Saracevic, in a two-part critical review, traces and synthesizes the scholarship on relevance over the past 30 years and provides an updated framework within which the still widely dissonant ideas and works about relevance might be interpreted and related. It is a continuation and update of a similar review that appeared in 1975. In this second part of the review, relevance behavior and effects are synthesized using experimental and observational works that incorporated data. As in the first part of the review, each section concludes with a summary that in effect provides an interpretation and synthesis of contemporary thinking on the topic treated or suggests hypotheses for future research. Analyses of some of the major trends that shape relevance work are offered in the conclusions.

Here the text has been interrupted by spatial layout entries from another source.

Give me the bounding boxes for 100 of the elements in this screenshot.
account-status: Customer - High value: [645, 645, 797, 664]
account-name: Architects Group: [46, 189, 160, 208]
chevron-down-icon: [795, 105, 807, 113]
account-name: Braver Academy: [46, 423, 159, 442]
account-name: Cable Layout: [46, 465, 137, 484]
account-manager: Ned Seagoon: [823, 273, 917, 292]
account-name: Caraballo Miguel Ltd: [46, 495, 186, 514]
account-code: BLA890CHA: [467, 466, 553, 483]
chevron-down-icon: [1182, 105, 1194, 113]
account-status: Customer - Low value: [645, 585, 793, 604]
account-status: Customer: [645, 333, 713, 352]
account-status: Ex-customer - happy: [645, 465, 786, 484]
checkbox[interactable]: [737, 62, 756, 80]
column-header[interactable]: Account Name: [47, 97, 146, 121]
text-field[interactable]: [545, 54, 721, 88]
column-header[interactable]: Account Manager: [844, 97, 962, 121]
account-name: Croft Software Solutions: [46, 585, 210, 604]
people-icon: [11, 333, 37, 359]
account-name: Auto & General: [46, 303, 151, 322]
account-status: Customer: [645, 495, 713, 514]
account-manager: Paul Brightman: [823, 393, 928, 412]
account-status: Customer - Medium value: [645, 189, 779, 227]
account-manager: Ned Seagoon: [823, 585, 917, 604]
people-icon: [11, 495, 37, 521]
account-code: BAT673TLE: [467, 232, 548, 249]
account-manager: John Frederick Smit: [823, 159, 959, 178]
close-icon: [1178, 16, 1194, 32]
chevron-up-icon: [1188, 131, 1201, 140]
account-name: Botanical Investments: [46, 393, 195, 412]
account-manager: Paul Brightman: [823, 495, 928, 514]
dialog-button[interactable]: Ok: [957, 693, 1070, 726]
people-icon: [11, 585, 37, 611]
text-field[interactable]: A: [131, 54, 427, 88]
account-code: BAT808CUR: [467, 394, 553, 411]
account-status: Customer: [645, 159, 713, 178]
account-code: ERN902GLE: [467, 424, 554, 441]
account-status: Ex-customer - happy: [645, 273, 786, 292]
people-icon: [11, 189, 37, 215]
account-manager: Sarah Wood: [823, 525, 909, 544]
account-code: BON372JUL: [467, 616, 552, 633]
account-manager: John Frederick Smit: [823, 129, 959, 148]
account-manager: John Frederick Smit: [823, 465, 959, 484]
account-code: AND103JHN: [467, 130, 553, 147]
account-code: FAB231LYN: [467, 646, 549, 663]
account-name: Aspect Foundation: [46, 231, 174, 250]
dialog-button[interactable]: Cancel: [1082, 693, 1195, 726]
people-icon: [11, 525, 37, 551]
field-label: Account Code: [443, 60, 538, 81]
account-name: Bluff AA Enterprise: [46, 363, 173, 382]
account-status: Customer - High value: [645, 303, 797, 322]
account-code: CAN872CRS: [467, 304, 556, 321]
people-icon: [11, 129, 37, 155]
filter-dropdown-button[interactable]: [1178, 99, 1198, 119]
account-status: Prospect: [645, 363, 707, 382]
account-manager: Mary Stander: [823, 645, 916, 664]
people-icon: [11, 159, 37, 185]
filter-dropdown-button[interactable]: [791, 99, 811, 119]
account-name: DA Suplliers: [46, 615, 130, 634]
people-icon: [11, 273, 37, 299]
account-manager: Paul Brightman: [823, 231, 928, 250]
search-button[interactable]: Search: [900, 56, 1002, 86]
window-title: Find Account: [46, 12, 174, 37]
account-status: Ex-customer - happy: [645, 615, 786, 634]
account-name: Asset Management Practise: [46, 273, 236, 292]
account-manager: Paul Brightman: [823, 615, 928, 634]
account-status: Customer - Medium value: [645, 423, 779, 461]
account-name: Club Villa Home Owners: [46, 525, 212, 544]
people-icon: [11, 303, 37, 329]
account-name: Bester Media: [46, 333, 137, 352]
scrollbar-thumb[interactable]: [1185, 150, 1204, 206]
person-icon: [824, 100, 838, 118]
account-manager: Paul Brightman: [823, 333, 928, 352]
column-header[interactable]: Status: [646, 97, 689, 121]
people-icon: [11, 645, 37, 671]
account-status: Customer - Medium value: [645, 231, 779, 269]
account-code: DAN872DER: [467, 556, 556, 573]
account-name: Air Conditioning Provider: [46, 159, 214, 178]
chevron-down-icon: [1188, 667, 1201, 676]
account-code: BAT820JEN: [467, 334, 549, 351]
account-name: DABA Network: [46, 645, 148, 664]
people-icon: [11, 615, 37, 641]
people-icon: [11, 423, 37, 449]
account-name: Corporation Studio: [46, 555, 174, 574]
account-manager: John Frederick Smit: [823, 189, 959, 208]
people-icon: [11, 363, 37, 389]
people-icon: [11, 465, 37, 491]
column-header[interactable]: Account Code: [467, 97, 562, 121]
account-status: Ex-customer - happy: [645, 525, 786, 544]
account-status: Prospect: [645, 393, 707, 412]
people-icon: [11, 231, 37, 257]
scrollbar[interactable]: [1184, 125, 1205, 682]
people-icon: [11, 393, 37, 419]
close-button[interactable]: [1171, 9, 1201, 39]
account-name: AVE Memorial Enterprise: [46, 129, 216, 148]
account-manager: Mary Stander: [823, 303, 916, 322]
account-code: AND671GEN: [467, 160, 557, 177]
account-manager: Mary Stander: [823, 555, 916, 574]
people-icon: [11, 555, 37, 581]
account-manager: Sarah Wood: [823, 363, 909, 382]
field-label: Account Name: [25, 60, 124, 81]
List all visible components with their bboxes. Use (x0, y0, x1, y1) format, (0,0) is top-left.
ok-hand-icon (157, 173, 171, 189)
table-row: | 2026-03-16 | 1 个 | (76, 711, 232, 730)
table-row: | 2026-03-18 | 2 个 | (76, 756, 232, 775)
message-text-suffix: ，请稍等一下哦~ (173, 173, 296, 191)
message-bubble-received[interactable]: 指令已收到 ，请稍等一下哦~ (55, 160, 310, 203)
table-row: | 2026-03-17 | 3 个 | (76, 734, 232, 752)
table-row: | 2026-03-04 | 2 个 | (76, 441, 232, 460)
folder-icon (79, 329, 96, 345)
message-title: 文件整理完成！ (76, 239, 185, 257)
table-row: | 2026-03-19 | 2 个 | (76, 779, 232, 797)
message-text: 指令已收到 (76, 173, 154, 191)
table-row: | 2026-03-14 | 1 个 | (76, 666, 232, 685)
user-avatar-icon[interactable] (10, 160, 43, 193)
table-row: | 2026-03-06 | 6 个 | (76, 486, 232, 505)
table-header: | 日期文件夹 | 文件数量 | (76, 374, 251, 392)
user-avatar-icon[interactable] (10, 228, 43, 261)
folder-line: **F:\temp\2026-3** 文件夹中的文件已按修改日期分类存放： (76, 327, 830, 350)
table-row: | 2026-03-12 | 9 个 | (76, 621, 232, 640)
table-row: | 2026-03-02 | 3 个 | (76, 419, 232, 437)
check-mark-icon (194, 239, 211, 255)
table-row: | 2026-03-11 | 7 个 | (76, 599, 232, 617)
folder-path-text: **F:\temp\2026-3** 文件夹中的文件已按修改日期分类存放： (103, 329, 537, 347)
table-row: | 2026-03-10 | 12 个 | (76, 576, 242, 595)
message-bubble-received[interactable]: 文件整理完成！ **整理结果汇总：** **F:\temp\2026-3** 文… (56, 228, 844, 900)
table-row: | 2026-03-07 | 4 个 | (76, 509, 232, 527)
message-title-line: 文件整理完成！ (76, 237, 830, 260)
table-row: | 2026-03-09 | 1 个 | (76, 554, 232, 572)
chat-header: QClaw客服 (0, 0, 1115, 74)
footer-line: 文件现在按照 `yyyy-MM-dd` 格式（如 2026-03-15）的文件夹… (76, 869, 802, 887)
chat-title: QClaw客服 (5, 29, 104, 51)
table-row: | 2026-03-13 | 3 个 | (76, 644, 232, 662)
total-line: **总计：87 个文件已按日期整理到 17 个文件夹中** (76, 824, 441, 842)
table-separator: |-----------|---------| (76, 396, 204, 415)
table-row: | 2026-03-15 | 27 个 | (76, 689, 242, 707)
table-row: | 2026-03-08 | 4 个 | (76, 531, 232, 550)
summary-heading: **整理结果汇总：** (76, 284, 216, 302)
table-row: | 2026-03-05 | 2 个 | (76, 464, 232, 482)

Sotudeh and Horri examine the citation performance of open access journals (OAJs), reporting the results of a study carried out at the article level. To reduce the confounding effects of OA dynamics, the study was limited to prestigious, pure, stable and long-lasting OAJs. One hundred thirty-nine gold OAJs, indexed by SCI, were identified and validated in terms of their stability in providing a full, immediate OA policy. As a prestige criterion, only the 114 journals recognized enough by the scientific community to enter the Journal Citations Report were included in the study. Non-English journals and those launched after 2001 were also omitted, resulting in a set of 99 journals. The SCI Expanded 3.0 available at Web of Science was used to extract characteristics of the articles published in the identified journals. A total of 27,948 unique items, originally published as OA, were collected. Citations were counted using a variable time window (from three years for articles published in 2003 to five years for those published in 2001). The journals were classified into four broad scientific disciplines: life sciences, natural sciences, engineering and material sciences, and multidisciplinary sciences. Regression analysis was used to determine the mathematical model that best describes the relationship between articles and citations across fields in OA journals. The results show that the power law model provides the best fit to the data. Overall, the authors found a similarity of the science system across OAJ and non-OAJ boundaries, indicating evidence of OA's widespread recognition by scientific communities. According to the models used in the study, the citation distributions between fields are strongly disproportionate in life sciences and engineering and material sciences, favoring larger fields in the former, but smaller fields in the latter. Distributions tend to be rather linear in the natural sciences.

Egghe demonstrates that the Egghe's construction, rather than “including the standard case,” as asserted by Rousseau, actually leads to the Leimkuhler curve of the dual function, in the sense of Egghe. The author distinguishes between the Lorenz curve, a convex form arising from ranking from smallest to largest, and the Leimkuhler curve, a concave curve form arising from ranking from largest to smallest.